The secret to fixing bad public schools is that there is no secret. There are plenty of great public schools in the nation, and there are plenty of formerly bad public schools that have since been turned around. Take for example Union City, New Jersey, a once-struggling, mostly poor, mostly immigrant district that now boasts a high school graduation rate of 89.5 percent, ten points above the national average:

Ask school officials to explain Union City’s success and they start with prekindergarten, which enrolls almost every 3- and 4-year-old. There’s abundant research showing the lifetime benefits of early education. Here, seeing is believing.

One December morning the lesson is making latkes, the potato pancakes that are a Hanukkah staple. Everything that transpires during these 90 minutes could be called a “teachable moment” — describing the smell of an onion (“Strong or light? Strong — duro. Will it smell differently when we cook it? We’ll have to find out.”); pronouncing the “p” in pepper and pimento; getting the hang of a food processor (“When I put all the ingredients in, what will happen?”).

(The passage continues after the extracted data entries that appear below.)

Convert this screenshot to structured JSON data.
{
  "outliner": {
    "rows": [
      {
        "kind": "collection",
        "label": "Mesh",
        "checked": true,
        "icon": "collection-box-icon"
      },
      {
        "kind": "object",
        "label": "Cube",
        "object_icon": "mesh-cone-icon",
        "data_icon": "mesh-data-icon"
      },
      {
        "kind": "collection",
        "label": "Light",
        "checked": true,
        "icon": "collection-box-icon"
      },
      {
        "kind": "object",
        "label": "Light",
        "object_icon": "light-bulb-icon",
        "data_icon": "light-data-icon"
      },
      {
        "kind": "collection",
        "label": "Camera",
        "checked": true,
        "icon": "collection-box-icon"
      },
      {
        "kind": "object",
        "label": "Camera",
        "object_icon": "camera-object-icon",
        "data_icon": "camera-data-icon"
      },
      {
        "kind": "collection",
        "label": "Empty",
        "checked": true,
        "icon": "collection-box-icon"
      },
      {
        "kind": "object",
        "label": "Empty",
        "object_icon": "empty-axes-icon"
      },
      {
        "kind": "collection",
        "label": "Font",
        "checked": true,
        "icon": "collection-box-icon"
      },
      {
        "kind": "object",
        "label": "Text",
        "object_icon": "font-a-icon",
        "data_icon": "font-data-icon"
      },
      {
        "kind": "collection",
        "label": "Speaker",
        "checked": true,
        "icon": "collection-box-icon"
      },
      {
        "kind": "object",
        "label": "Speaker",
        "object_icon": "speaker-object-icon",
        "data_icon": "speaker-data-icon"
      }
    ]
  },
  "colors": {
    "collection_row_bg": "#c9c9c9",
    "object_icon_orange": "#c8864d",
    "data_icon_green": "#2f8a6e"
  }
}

Cognitive and noncognitive, thinking and feeling; here, this line vanishes. The good teacher is always on the lookout for both kinds of lessons, always aiming to reach both head and heart. “My goal is to do for these kids what I do with my own children,” the teacher, Susana Rojas, tells me. “It’s all about exposure to concepts — wide, narrow, long, short. I bring in breads from different countries. ‘Let’s do a pie chart showing which one you liked the best.’ I don’t ask them to memorize 1, 2, 3 — I could teach a monkey to count.”

Union City didn't achieve its turnaround with Teach for America, charter schools, or a relentless regimen of standardized testing. Instead, the district empowered its best teachers to design a new curriculum, and it invested in high quality early learning.

We could do that here in Washington State. But we don't. Because we refuse to spend the money. Instead, we'll just continue to blame the teachers and put our faith in the market to do for K-12 education what it did for, say, the banking and housing industries.